Brexit podniesie koszty usług bankowych

Udostępnij Ikona facebook Ikona LinkedIn Ikona twitter
Po wyjściu Wielkiej Brytanii z UE banki mogą się wycofać z Wysp ze względu na bariery handlowe i spadek popytu na kredyty - ostrzegają naukowcy.

– Brexit oznacza utratę paszportu UE, który pozwala działać na wszystkich rynkach finansowych państw Wspólnoty. Starania o licencję brytyjską podniosłyby koszty usług bankowych, dlatego wiele instytucji finansowych już szuka nowych siedzib. Mówi się nawet o przeniesieniu centrum finansowego do Paryża lub Frankfurtu – wyjaśnia prof. Aneta Hryckiewicz z Akademii Leona Koźmińskiego, według „Financial Times” najlepszej uczelni biznesowej w Europie Środkowo-Wschodniej.

Zespół pod kierunkiem prof. Hryckiewicz zbadał skutki wycofywania się zagranicznych banków na działalność sektora bankowego. Przeanalizowano 224 przypadki wyjść banków i ich konsekwencje w latach 1996-2014. Unikalne w skali światowej badanie obejmuje 54 kraje rozwinięte i rozwijające się. Wzięto w nim pod uwagę różne formy wyjścia banku z rynku: sprzedaż, przejęcie lub likwidację.
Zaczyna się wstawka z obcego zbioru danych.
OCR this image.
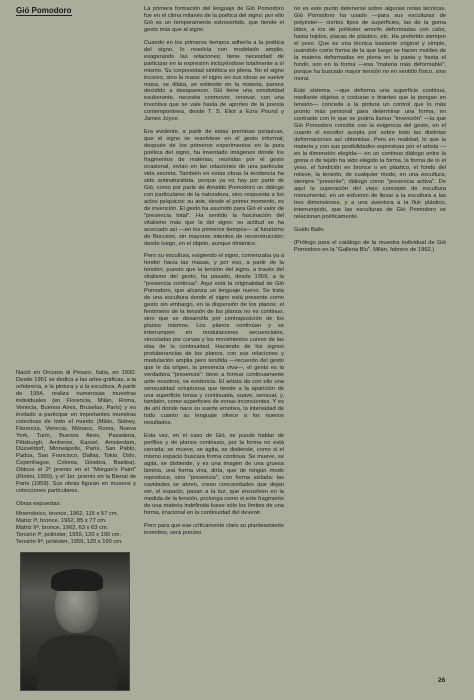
Gió Pomodoro

Nació en Orciano di Pesaro, Italia, en 1930. Desde 1951 se dedica a las artes gráficas, a la orfebrería, a la pintura y a la escultura. A partir de 1954, realiza numerosas muestras individuales (en Florencia, Milán, Roma, Venecia, Buenos Aires, Bruselas, París) y es invitado a participar en importantes muestras colectivas de todo el mundo (Milán, Sidney, Florencia, Venecia, Mónaco, Roma, Nueva York, Turín, Buenos Aires, Pasadena, Pittsburgh, Amberes, Kassel, Amsterdam, Düsseldorf, Minneápolis, París, San Pablo, Padua, San Francisco, Dallas, Tokio, Oslo, Copenhague, Colonia, Ginebra, Basilea). Obtuvo el 2º premio en el "Morgan's Paint" (Rimini, 1959), y el 1er. premio en la Bienal de París (1959). Sus obras figuran en museos y colecciones particulares.

Obras expuestas:

Mnemónico, bronce, 1962, 115 x 57 cm.

Matriz Iª, bronce, 1962, 85 x 77 cm.

Matriz IIª, bronce, 1962, 63 x 63 cm.

Tensión Iª, poliéster, 1959, 120 x 190 cm.

Tensión IIª, poliéster, 1959, 120 x 190 cm.

La primera formación del lenguaje de Gió Pomodoro fue en el clima milanés de la poética del signo; por ello Gió es un temperamento extrovertido, que tiende el gesto más que al signo.

Cuando en los primeros tiempos adhería a la poética del signo, lo resolvía con modelado amplio, exagerando las relaciones; tiene necesidad de participar en la expresión incluyéndose totalmente a sí mismo. Su corporeidad sintética es plena. No el signo incisivo, sino la masa: el signo en sus obras se vuelve masa, se dilata, se extiende en la materia, parece decidido a desaparecer. Gió tiene una emotividad exuberante, necesita conmover, renovar, con una inventiva que se vale hasta de aportes de la poesía contemporánea, desde T. S. Eliot a Ezra Pound y James Joyce.

Era evidente, a partir de estas premisas psíquicas, que el signo se resolviese en el gesto informal; después de los primeros experimentos en la pura poética del signo, ha inventado imágenes donde los fragmentos de materias, reunidas por el gesto ocasional, vivían en las relaciones de una particular vida secreta. También en estas obras la tendencia ha sido antinaturalista, porque ya no hay por parte de Gió, como por parte de Arnaldo Pomodoro un diálogo con particulares de la naturaleza, sino respuesta a los actos psíquicos: su arte, desde el primer momento, es de invención. El gesto ha asumido para Gió el valor de "presencia total". Ha sentido la fascinación del vitalismo más que la del signo: su actitud se ha acercado así —en los primeros tiempos— al futurismo de Boccioni, sin mayores intentos de reconstrucción; desde luego, en el objeto, aunque dinámico.

Pero su escultura, exigiendo el signo, comenzaba ya a tender hacia las masas, y por eso, a partir de la tensión, puesto que la tensión del signo, a través del vitalismo del gesto, ha pasado, desde 1959, a la "presencia continua". Aquí está la originalidad de Gió Pomodoro, que alcanza un lenguaje nuevo. Se trata de una escultura donde el signo está presente como gesto sin embargo, en la dispersión de los planos; el fenómeno de la tensión de los planos no es continuo, sino que se desarrolla por contraposición de los planos mismos. Los planos continúan y se interrumpen en modulaciones secuenciales, vinculadas por curvas y los movimientos curvos de las olas de la continuidad. Haciendo de los signos protuberancias de los planos, con sus relaciones y modulación amplia pero tendida —recuerdo del gesto que le da origen, la presencia viva—, el gesto es la verdadera "presencia": tiene a formar continuamente ante nosotros, se evidencia. El artista da con ello una sensualidad voluptuosa que tiende a la aparición de una superficie tensa y continuada, suave, sensual, y, también, como superficies de zonas inconcientes. Y es de ahí donde nace su suerte emotiva, la intensidad de todo cuanto su lenguaje ofrece a los nuevos resultados.

Esta vez, en el caso de Gió, se puede hablar de perfiles y de planos continuos, por la forma no está cerrada; se mueve, se agita, se distiende, como si el mismo espacio buscara forma continua. Se mueve, se agita, se distiende, y es una imagen de una gruesa lámina, una forma viva, diría, que de ningún modo reproduce, sino "presencia", con forma aislada: las cavidades se abren, crean concavidades que dejan ver, el espacio, pasan a la luz, que envuelven en la medida de la tensión, prolonga como si este fragmento de una materia indefinida fuese sólo los límites de una forma, irracional en la continuidad del devenir.

Pero para que ese críticamente claro su planteamiento inventivo, será preciso

no es este punto detenerse sobre algunas notas técnicas. Gió Pomodoro ha usado —para sus esculturas de polyéster— ciertos tipos de superficies, las de la goma látex, a los de poliéster amorfo deformadas con calor, hasta tejidos, placas de plástico, etc. Ha preferido siempre el yeso. Que es una técnica bastante original y simple, usándolo como forma de la que luego se hacen moldes de la materia deformadas en plena en la pasta y hasta el fundir, son en la forma —esa "materia más deformable", porque ha buscado mayor tensión no en sentido físico, sino moral.

Este sistema —que deforma una superficie continua, mediante objetos o costuras o tirantes que la pongan en tensión— concede a la pintura un control que lo más pronto más personal para determinar una forma, en contraste con lo que se podría llamar "invención" —la que Gió Pomodoro concibe con la exigencia del gesto, en el cuanto el escultor acepta por sobre todo las distintas deformaciones así obtenidas. Pero en realidad, lo que la materia y con sus posibilidades expresivas por el artista —en la dimensión elegida— en un continuo diálogo entre la goma o de tejido ha sido elegido la forma, la forma de lo el yeso, el fundición en bronce o en plástico, el fondo del relieve, la tensión, de cualquier modo, en una escultura, siempre "presente"; diálogo como "presencia activa". De aquí la superación del viejo concepto de escultura monumental, en un esfuerzo de llevar a la escultura a las tres dimensiones, y a una aventura a la fluir plástico, interrumpido, que las esculturas de Gió Pomodoro se relacionan poéticamente.

Guido Ballo

(Prólogo para el catálogo de la muestra individual de Gió Pomodoro en la "Galleria Blu", Milán, febrero de 1962.)

26
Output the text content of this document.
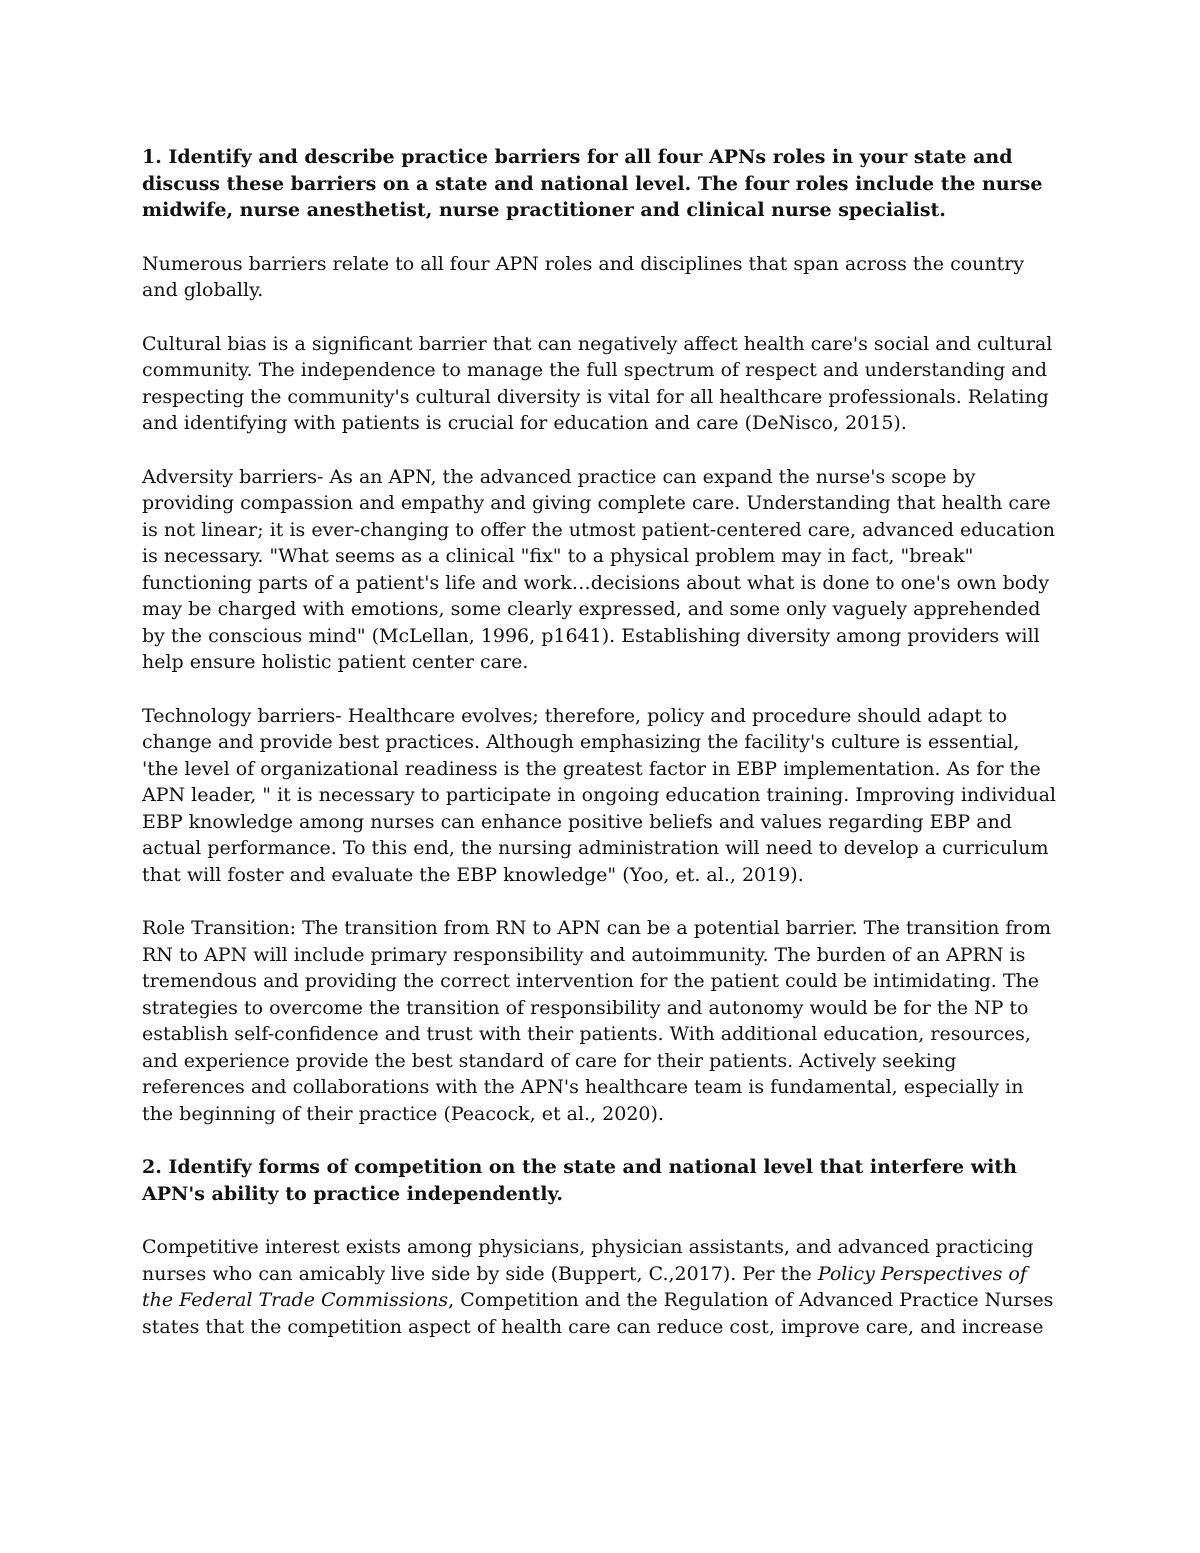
1. Identify and describe practice barriers for all four APNs roles in your state and discuss these barriers on a state and national level. The four roles include the nurse midwife, nurse anesthetist, nurse practitioner and clinical nurse specialist.

Numerous barriers relate to all four APN roles and disciplines that span across the country and globally.

Cultural bias is a significant barrier that can negatively affect health care's social and cultural community. The independence to manage the full spectrum of respect and understanding and respecting the community's cultural diversity is vital for all healthcare professionals. Relating and identifying with patients is crucial for education and care (DeNisco, 2015).

Adversity barriers- As an APN, the advanced practice can expand the nurse's scope by providing compassion and empathy and giving complete care. Understanding that health care is not linear; it is ever-changing to offer the utmost patient-centered care, advanced education is necessary. "What seems as a clinical "fix" to a physical problem may in fact, "break" functioning parts of a patient's life and work…decisions about what is done to one's own body may be charged with emotions, some clearly expressed, and some only vaguely apprehended by the conscious mind" (McLellan, 1996, p1641). Establishing diversity among providers will help ensure holistic patient center care.

Technology barriers- Healthcare evolves; therefore, policy and procedure should adapt to change and provide best practices. Although emphasizing the facility's culture is essential, 'the level of organizational readiness is the greatest factor in EBP implementation. As for the APN leader, " it is necessary to participate in ongoing education training. Improving individual EBP knowledge among nurses can enhance positive beliefs and values regarding EBP and actual performance. To this end, the nursing administration will need to develop a curriculum that will foster and evaluate the EBP knowledge" (Yoo, et. al., 2019).

Role Transition: The transition from RN to APN can be a potential barrier. The transition from RN to APN will include primary responsibility and autoimmunity. The burden of an APRN is tremendous and providing the correct intervention for the patient could be intimidating. The strategies to overcome the transition of responsibility and autonomy would be for the NP to establish self-confidence and trust with their patients. With additional education, resources, and experience provide the best standard of care for their patients. Actively seeking references and collaborations with the APN's healthcare team is fundamental, especially in the beginning of their practice (Peacock, et al., 2020).

2. Identify forms of competition on the state and national level that interfere with APN's ability to practice independently.

Competitive interest exists among physicians, physician assistants, and advanced practicing nurses who can amicably live side by side (Buppert, C.,2017). Per the Policy Perspectives of the Federal Trade Commissions, Competition and the Regulation of Advanced Practice Nurses states that the competition aspect of health care can reduce cost, improve care, and increase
Okazuje się, że konsekwencje wycofywania się banków z danego kraju są zawsze podobne: wzrasta siła pojedynczych graczy na rynku bankowym, obniża się płynność całego sektora bankowego i spada podaż kredytów.

– Banki pożyczają sobie kapitał, a międzynarodowe instytucje, mające dostęp do kapitału swoich banków macierzystych, zasilają lokalne rynki. Wycofanie ważnego kredytodawcy na rynku międzybankowym może powodować obniżenie podaży kapitału i problemy płynnościowe banków krajowych, a w konsekwencji zachwiać stabilnością całego sektora bankowego – tłumaczy prof. Hryckiewicz.

Badaczka zwraca uwagę, że spadek płynności w sektorze bankowym jest obserwowany przede wszystkim w krajach, w których sektory bankowe w dużej mierze są zależne od kapitału zagranicznego. W mniejszym stopniu efekt ten zauważalny jest w krajach, w których banki mają dostęp do międzynarodowych rynków.

Obniżeniu płynności w sektorze bankowym często towarzyszy spadek akcji kredytowej. Pokazał to również ostatni kryzys finansowy z 2007 roku.

– Dla klientów taka sytuacja w dłuższej perspektywie może się wiązać z utrudnionym dostępem do kredytów oraz ich znacznie wyższymi kosztami. Takie bariery pojawiają się nie tylko w przypadku negatywnego następstwa, jakim jest spadek sektorowej płynności, ale również przy innej konsekwencji konsolidacji, np. zwiększeniu siły innych banków. Ich pozycja rynkowa rzeczywiście rośnie, ale jednocześnie obniża się przez to konkurencja między bankami, co dla klientów może oznaczać zaostrzenie kryteriów dostępu do katalogu usług oraz wzrost cen proponowanych produktów – dodaje dr Łukasz Kozłowski, jeden z badaczy.

Londyn mogą czekać właśnie takie perturbacje już w przyszłym roku. Pierwszy o ucieczce z Londynu wspomniał HSBC. Potem dołączyły Deutsche Bank i europejska centrala Citigroup. BNP Paribas już zdecydował o przeniesieniu części pracowników do Dublina, Lizbony i Warszawy.